CELEBRITY
Klęska edukacji zdrowotnej. W całej gminie z tysiąca dzieci zapisanych jest 50

Do 25 września rodzice w całym kraju mogli zdecydować, czy ich dzieci będą uczęszczać na nowy, nieobowiązkowy przedmiot – edukację zdrowotną. Pierwsze dane pokazują, że zainteresowanie lekcjami jest nieduże, a w niektórych gminach, takich jak Czarny Dunajec, decyzje rodziców wskazują na klęskę propozycji minister edukacji. Nastawienia nie udało się zmienić.
– Na terenie miasta i gminy Czarny Dunajec uczy się 1213 dzieci, które mogłyby uczestniczyć w nowym przedmiocie – edukacji zdrowotnej. Ostatecznie zapisało się jedynie 50 uczniów, co stanowi 4,12 proc wszystkich uprawnionych – poinformowała WP Iwona Wontorczyk, dyrektor Gminnego Zespołu Oświatowego.
Jak podkreśliła, mimo prób rzetelnego i obiektywnego przedstawienia treści zajęć, zainteresowanie przedmiotem nie wzrosło. Na terenie gminy działa 13 szkół prowadzonych przez samorząd oraz dwie prowadzone przez stowarzyszenia.
Do 25 września rodzice mieli czas, by zdecydować, czy ich dzieci będą uczęszczać na zajęcia edukacji zdrowotnej. To ogólnopolski termin, po którym szkoły zebrały ostateczne deklaracje. W różnych częściach kraju zaczynają pojawiać się pierwsze dane – z wielu gmin wynika, że frekwencja na lekcjach EZ jest niska, a rodzice w dużej mierze korzystali z możliwości wypisania dzieci z nowego, nieobowiązkowego przedmiotu.

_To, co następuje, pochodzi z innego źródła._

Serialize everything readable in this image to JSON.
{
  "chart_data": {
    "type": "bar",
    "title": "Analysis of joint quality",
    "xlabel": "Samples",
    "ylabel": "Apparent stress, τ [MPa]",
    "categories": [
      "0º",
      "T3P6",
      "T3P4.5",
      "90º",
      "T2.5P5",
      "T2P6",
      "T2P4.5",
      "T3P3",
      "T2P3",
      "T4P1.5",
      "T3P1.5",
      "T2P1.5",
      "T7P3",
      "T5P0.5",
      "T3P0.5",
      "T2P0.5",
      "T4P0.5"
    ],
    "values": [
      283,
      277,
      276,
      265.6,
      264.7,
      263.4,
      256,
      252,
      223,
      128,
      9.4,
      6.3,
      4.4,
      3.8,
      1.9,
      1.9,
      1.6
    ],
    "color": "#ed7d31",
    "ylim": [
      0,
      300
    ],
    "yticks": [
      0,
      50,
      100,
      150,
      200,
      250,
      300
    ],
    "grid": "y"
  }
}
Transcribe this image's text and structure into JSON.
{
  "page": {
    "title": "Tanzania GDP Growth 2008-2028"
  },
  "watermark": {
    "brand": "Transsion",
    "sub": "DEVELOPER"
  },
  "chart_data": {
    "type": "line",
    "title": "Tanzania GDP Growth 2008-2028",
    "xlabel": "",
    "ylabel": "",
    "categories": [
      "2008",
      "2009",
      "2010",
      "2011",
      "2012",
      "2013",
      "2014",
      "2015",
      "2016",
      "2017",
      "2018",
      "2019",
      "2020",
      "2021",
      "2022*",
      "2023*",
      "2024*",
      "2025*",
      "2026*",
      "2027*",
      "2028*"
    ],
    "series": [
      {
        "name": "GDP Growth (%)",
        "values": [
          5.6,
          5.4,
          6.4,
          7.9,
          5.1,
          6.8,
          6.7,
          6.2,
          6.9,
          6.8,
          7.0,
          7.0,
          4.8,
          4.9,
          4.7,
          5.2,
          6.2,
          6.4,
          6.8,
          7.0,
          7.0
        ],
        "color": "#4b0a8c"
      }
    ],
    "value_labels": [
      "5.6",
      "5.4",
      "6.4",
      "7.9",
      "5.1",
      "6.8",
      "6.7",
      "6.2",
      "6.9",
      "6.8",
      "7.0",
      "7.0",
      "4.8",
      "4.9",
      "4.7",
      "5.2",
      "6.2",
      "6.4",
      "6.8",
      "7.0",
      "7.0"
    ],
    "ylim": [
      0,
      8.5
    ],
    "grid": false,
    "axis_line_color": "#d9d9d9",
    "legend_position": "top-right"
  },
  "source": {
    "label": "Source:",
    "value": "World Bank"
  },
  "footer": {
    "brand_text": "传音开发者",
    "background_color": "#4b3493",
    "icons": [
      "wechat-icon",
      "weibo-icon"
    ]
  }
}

Sprawa lekcji edukacji zdrowotnej w Czarnym Dunajcu stała się głośna w całym kraju po tym, jak rodzice zdecydowali się masowo wypisać dzieci z nieobowiązkowych zajęć. Burmistrz gminy, Marcin Ratułowski mówił w WP, że lokalna społeczność ma inne priorytety. Na prośbę rodziców samorząd zgodził się sfinansować dodatkową godzinę religii w tygodniu – w przeciwieństwie do decyzji minister edukacji Barbary Nowackiej, która w skali kraju ograniczyła liczbę godzin religii do jednej.
– Rodzice uważają, że nasze dzieci nie potrzebują edukacji zdrowotnej w takim wymiarze. Nie mamy problemów z otyłością czy brakiem ruchu, bo młodzież korzysta z licznych zajęć sportowych i dodatkowych aktywności – tłumaczył Ratułowski. Jak dodał, samorząd powinien odzwierciedlać oczekiwania mieszkańców, nawet jeśli stoją one w sprzeczności z polityką centralną.
W WP opisywaliśmy zupełnie inną sytuację, gdzie reakcja rodziców była diametralnie odmienna. – Powiedziałam rodzicom, że edukacja zdrowotna będzie prowadzona w sposób neutralny. Najważniejsza będzie tam profilaktyka, zdrowy styl życia i bezpieczeństwo – mówi Marta Sadowska, dyrektor I LO w Chełmie. W jej szkole z lekcji jak dotąd wypisało się zaledwie 5 proc. uczniów, co pokazuje, że w innych regionach frekwencja na nowym przedmiocie jest znacznie wyższa.
Przypomnijmy, że nowy przedmiot obejmuje zagadnienia dotyczące zdrowia fizycznego, psychicznego, diety czy seksualności człowieka. To właśnie ten ostatni element budził największe emocje wśród góralskiej społeczności, która sprzeciwiła się zmianom wprowadzonym przez resort edukacji.